类型 Int 不符合协议序列

Question

I have the following code in Swift 3:

var numbers = [1,2,1]
for number in numbers.count - 1 { // error
    if numbers[number]  < numbers[number + 1] {
        print(number)
    }
}

I am checking if the value on the index [number] is always higher than the value on the index [number + 1]. I am getting an error:

Type Int does not conform to protocol sequence

Any idea?

Answer 1

It may be swift. You can use this iteration.

for number in 0..<(numbers.count-1)

Answer 2

The error is because Int is not a Sequence . You can create a range as already suggested, which does conform to a sequence and will allow iteration using for in .

One way to make Int conform to a sequence is:

extension Int: Sequence {
    public func makeIterator() -> CountableRange<Int>.Iterator {
        return (0..<self).makeIterator()
    }
}

Which would then allow using it as a sequence with for in .

for i in 5 {
    print(i)
}

but I wouldn't recommend doing this. It's only to demonstrate the power of protocols but would probably be confusing in an actual codebase.

From you example, it looks like you are trying to compare consecutive elements of the collection. A custom iterator can do just that while keeping the code fairly readable:

public struct ConsecutiveSequence<T: IteratorProtocol>: IteratorProtocol, Sequence {
    private var base: T
    private var index: Int
    private var previous: T.Element?

    init(_ base: T) {
        self.base = base
        self.index = 0
    }

    public typealias Element = (T.Element, T.Element)

    public mutating func next() -> Element? {
        guard let first = previous ?? base.next(), let second = base.next() else {
            return nil
        }

        previous = second

        return (first, second)
    }
}

extension Sequence {
    public func makeConsecutiveIterator() -> ConsecutiveSequence<Self.Iterator> {
        return ConsecutiveSequence(self.makeIterator())
    }
}

which can be used as:

for (x, y) in [1,2,3,4].makeConsecutiveIterator() {
    if (x < y) {
        print(x)
    }
}

In the above example, the iterator will go over the following pairs:

(1, 2)
(2, 3)
(3, 4)

Answer 3

This maybe a little late but you could have done:

for number in numbers { }

instead of:

for number in numbers.count - 1 { }

For a for loop to work a sequence (range) is needed. A sequence consists of a stating a value, an ending value and everything in between. This means that a for loop can be told to loop through a range with ether

for number in 0...numbers.count-1 { }   `or`   for number in numbers { } 

Both example give the nesasery sequences. Where as:

 for number in numbers.count - 1 { }

Only gives one value that could either be the starting or the ending value, making it impossible to work out how many time the for loop will have to run.

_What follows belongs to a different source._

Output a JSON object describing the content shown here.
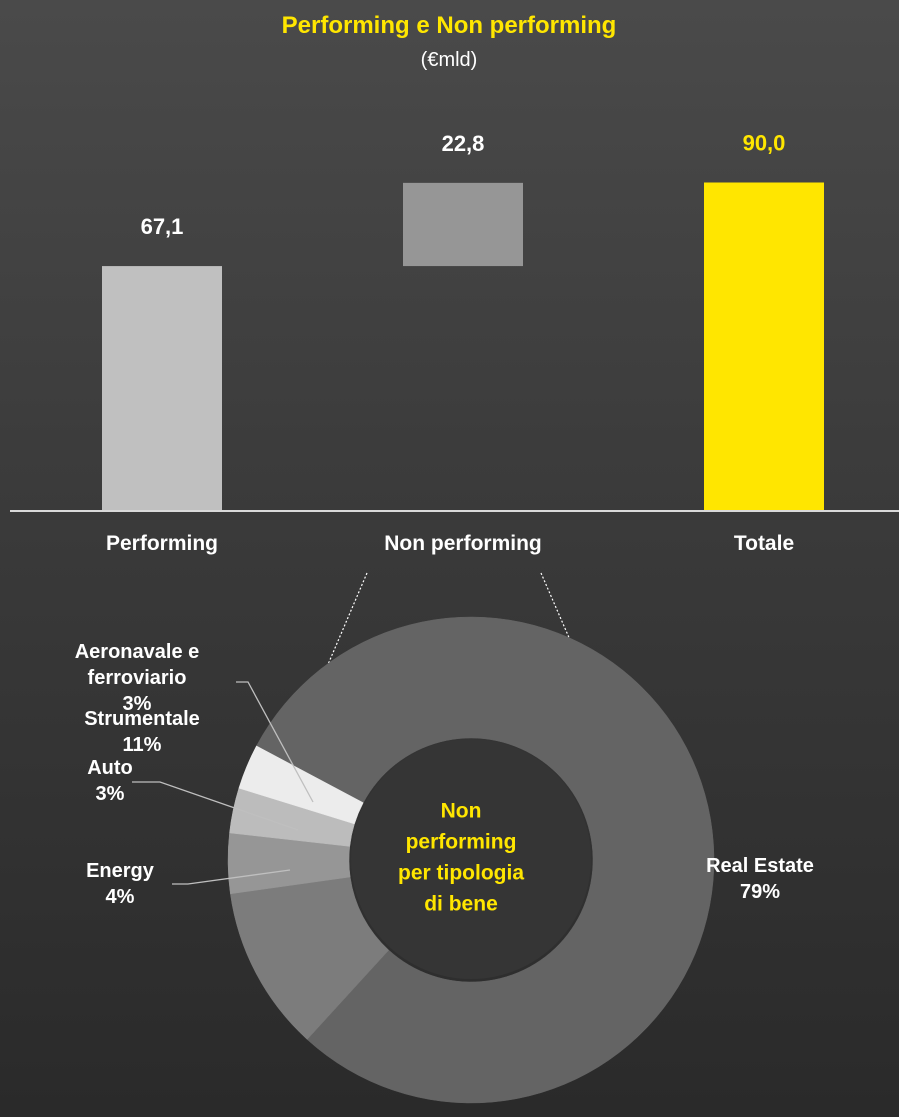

For more information see Apple's swift control flow documnetation

Answer 4

This error can also come about if you try to enumerate an array instead of the enumerated array. For example:

for (index, element) in [0, 3, 4] { 

}

Should be:

for (index, element) in [0, 3, 4].enumerated() { 

}

Answer 5

So first you need to understand what is sequence.. A type that provides sequential, iterated access to its elements.

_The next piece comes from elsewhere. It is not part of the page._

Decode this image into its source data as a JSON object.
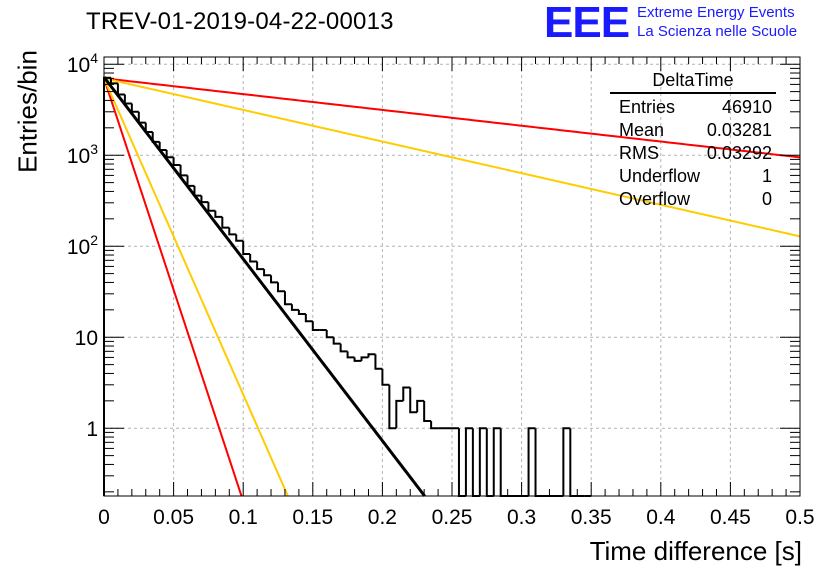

A sequence is a list of values that you can step through one at a time. The most common way to iterate over the elements of a sequence is to use a for-in loop:

let oneTwoThree = 1...3. // Sequence

for loop actually means

For number in Sequences {}

So you need to use for number in 0..<(numbers.count-1) {}

Answer 6

The error is because number is not an index, but the element of the array on each iteration. You can modify your code like this:

var numbers = [1,2,1,0,3]
for number in 0..<numbers.count - 1 {
    if numbers[number] < numbers[number + 1] {
        print(numbers[number])
    }
}

Or there is a trick using the sort method, but that's kind of a hack (and yes, the subindexes are right, but look like inverted; you can try this directly on a Playground):

var numbers = [1,2,1,0,3]
numbers.sort {
    if $0.1 < $0.0 {
        print ($0.1)
    }
    return false
}

Answer 7

For me, this error occurred when I tried writing a for loop, not for an array but a single element of the array.

For example:

let array = [1,2,3,4]
let item = array[0]

for its in item
{
   print(its)
}

This gives an error like: Type Int does not conform to protocol 'sequence'

So, if you get this error in for loop, please check whether you are looping an array or not.